Considering the circumstances of the marriage herein, the youth of the appellant and the period of his service in the army, this court does not find it necessary to support its conclusion by giving application to the defense of laches in order to sustain the trial court, though the affidavit of the mother is perhaps sufficient to present that issue.

The writ, like other writs, must be in writing, but the application therefor may be by formal petition, in which case the usual pleadings are available to respondent to be followed by a hearing appropriate to the issues raised. 49 C.J.S., Judgments, § 313, p. 568. It appears that in many instances the application has been by notice to the parties interested that on a specified day and hour in a certain tribunal having jurisdiction of the subject matter the applicant will seek the relief by issuance of the writ to right the alleged wrong. The application may be based upon the record or supported by affidavits. In the present proceeding the appellant proceeded by notice of motion and affidavits.

When affidavits are relied upon to obtain the issuance of a writ of error coram nobis, reply affidavits if worthy of belief may be sufficient, unless the court deems otherwise, upon which to base denial of the application. People v.

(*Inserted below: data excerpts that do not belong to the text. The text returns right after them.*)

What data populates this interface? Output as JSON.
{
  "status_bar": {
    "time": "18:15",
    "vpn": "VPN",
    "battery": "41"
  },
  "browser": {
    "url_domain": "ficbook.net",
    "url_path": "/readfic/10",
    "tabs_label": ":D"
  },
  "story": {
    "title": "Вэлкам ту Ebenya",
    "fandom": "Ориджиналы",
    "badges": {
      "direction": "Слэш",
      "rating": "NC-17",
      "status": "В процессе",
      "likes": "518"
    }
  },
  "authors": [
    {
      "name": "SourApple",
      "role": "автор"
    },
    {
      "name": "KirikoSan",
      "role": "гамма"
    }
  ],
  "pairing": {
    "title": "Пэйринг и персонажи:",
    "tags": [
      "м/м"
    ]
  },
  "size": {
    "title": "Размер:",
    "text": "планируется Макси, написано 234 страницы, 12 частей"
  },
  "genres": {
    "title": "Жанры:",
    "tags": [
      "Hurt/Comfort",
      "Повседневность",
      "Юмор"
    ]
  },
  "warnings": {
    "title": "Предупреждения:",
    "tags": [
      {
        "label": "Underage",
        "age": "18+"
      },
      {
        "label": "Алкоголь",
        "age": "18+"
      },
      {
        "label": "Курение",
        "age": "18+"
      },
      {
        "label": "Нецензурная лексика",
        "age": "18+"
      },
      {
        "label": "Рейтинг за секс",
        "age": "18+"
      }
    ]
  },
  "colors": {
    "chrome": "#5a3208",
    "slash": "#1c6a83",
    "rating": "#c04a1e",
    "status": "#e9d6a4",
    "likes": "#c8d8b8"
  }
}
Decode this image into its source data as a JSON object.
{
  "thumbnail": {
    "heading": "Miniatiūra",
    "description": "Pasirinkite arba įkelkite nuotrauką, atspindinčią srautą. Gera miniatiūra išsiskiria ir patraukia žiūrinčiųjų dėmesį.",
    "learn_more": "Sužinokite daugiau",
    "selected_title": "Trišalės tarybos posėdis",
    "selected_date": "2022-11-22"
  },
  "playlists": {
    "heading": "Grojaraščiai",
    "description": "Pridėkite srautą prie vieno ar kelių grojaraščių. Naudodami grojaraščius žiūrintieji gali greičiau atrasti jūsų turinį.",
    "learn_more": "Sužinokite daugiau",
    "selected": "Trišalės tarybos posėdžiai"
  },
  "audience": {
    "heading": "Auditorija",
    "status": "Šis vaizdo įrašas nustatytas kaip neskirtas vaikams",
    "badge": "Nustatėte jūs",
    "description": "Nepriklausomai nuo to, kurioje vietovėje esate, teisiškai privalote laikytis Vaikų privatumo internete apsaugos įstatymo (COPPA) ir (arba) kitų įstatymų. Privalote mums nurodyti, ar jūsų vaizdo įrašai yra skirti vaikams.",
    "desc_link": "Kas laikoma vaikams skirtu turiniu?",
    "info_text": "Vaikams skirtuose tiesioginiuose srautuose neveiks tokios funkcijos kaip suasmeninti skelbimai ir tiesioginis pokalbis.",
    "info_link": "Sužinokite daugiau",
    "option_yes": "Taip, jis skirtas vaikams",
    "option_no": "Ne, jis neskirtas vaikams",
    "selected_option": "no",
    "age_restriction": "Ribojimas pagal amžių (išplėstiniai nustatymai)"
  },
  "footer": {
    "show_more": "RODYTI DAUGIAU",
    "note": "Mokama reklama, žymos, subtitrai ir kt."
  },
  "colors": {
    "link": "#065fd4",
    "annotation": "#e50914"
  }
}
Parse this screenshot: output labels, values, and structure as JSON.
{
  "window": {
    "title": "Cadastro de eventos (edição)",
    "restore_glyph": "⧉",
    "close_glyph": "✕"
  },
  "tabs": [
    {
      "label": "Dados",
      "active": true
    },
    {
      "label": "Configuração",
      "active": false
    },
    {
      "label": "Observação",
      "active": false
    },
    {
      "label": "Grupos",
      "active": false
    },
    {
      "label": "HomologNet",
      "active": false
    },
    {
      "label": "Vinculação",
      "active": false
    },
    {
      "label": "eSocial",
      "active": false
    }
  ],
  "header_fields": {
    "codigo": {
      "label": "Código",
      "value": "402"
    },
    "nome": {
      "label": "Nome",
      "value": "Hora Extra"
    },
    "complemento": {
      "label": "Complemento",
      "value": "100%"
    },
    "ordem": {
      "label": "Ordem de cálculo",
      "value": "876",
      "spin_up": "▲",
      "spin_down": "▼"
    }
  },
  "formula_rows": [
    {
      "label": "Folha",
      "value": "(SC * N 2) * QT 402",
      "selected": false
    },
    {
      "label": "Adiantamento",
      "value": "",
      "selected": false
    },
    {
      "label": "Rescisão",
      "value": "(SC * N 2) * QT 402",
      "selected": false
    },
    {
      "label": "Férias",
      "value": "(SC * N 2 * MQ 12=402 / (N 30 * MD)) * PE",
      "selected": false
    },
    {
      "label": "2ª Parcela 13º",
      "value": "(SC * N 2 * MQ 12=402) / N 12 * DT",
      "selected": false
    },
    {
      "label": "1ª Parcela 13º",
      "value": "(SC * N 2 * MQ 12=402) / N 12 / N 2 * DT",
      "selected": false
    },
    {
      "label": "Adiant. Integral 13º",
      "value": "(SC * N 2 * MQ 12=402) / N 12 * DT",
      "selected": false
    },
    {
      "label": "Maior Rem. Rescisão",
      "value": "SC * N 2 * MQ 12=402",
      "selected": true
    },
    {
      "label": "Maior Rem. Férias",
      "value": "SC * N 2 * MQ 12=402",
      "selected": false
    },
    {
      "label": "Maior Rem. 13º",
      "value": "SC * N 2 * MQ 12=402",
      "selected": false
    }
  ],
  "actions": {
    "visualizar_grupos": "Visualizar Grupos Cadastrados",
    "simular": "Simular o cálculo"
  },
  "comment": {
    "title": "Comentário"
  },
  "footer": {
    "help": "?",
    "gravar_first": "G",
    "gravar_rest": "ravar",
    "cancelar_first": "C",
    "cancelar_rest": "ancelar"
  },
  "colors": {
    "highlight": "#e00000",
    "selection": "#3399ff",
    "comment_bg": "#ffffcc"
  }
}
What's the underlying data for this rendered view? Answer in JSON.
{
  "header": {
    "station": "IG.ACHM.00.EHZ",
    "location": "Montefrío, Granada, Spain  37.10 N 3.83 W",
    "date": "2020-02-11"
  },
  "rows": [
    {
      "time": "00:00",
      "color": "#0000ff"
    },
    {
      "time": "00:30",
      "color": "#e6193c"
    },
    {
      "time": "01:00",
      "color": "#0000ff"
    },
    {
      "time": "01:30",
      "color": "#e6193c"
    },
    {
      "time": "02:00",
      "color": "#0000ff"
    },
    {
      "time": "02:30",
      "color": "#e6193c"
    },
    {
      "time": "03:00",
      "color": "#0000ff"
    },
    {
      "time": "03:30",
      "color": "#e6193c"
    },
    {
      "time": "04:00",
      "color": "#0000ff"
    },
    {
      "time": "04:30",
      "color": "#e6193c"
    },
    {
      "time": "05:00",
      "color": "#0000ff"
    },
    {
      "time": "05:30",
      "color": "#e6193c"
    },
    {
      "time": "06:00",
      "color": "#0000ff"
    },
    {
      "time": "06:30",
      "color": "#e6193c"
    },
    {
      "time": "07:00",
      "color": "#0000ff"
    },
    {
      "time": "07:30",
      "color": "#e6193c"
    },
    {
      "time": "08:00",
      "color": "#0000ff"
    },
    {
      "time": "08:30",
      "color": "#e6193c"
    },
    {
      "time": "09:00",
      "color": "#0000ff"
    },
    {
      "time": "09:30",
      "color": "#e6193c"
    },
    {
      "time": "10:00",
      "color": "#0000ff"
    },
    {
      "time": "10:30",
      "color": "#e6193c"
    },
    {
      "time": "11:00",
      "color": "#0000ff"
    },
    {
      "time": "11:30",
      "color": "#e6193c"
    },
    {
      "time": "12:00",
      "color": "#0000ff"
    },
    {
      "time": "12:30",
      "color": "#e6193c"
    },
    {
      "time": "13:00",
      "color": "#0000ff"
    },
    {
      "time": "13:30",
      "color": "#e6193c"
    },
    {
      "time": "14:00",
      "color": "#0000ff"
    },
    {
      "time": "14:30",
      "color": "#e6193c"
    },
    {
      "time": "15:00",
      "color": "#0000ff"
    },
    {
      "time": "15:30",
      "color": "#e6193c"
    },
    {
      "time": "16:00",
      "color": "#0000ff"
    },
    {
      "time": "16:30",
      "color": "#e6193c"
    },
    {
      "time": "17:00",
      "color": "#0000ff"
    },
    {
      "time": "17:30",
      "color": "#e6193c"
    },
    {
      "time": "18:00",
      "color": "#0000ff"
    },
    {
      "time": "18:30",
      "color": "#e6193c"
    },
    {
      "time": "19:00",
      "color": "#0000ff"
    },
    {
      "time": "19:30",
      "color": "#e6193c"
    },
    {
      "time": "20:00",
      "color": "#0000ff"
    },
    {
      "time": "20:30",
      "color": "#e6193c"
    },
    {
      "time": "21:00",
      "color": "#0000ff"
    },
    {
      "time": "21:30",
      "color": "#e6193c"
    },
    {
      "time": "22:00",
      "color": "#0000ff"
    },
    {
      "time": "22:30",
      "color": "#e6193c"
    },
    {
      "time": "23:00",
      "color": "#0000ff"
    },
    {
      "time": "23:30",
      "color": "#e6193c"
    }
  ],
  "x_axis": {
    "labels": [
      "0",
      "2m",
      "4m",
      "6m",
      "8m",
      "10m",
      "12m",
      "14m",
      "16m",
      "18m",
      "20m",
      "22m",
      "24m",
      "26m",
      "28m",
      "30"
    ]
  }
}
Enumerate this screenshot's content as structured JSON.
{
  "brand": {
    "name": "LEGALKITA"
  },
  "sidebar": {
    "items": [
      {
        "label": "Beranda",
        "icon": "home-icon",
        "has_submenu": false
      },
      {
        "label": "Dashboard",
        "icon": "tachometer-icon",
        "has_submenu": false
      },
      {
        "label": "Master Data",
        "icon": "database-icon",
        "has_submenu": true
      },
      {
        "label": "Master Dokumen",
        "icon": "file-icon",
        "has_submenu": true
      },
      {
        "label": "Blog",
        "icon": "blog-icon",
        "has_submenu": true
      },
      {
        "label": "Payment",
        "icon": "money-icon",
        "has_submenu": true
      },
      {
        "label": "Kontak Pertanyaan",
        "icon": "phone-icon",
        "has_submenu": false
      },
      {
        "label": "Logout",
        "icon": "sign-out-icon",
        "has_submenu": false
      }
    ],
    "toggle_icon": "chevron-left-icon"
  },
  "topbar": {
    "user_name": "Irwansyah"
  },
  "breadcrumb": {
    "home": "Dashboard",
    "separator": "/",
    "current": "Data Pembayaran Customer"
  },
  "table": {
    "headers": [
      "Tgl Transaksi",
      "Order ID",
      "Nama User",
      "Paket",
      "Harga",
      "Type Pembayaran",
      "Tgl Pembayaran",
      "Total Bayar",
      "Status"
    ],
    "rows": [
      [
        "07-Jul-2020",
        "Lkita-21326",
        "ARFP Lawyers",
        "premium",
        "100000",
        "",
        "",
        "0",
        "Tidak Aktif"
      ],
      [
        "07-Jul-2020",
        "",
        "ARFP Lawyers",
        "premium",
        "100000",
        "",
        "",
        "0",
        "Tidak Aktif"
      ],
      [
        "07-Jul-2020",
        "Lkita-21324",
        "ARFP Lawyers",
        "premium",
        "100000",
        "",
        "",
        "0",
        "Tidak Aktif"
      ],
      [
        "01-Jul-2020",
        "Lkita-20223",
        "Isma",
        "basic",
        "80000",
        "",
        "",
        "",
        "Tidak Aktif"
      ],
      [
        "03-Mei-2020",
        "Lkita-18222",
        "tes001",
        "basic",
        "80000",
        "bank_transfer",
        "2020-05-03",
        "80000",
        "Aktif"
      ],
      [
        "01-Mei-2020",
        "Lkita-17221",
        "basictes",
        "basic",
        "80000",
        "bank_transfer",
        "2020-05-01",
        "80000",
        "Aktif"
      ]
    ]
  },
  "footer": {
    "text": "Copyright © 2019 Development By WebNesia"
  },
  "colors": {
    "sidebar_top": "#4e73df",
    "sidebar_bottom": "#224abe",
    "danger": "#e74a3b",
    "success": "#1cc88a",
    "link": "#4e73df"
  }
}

Block, supra.

It is not necessary to restate the substance of the mother's affidavit or to specifically relate all of the inferences that the trial court could draw from the record. The affidavits are all the evidence that may be considered on this appeal. By its order it must be assumed that the trial court found the affidavits filed by the appellant to be untrue. People v. Block, supra. Under such conditions this court is not in a position to order a reversal. It is said in Brainard v. Brainard, 82 Cal.App.2d 478, 186 P.2d 990, 991: ‘In all matters in which an issue is tried upon affidavits it is the rule that those favoring the contentions of respondent establish not only the facts stated therein but also all facts which may be reasonably inferred therefrom. Doak v. Bruson, 152 Cal. 17, 19, 91 P. 1001; Kettelle v. Kettelle, 110 Cal.App. 310, 313, 294 P. 453.’

The order appealed from is affirmed.

WARD, Justice.

PETERS, P. J., and BRAY, J., concur.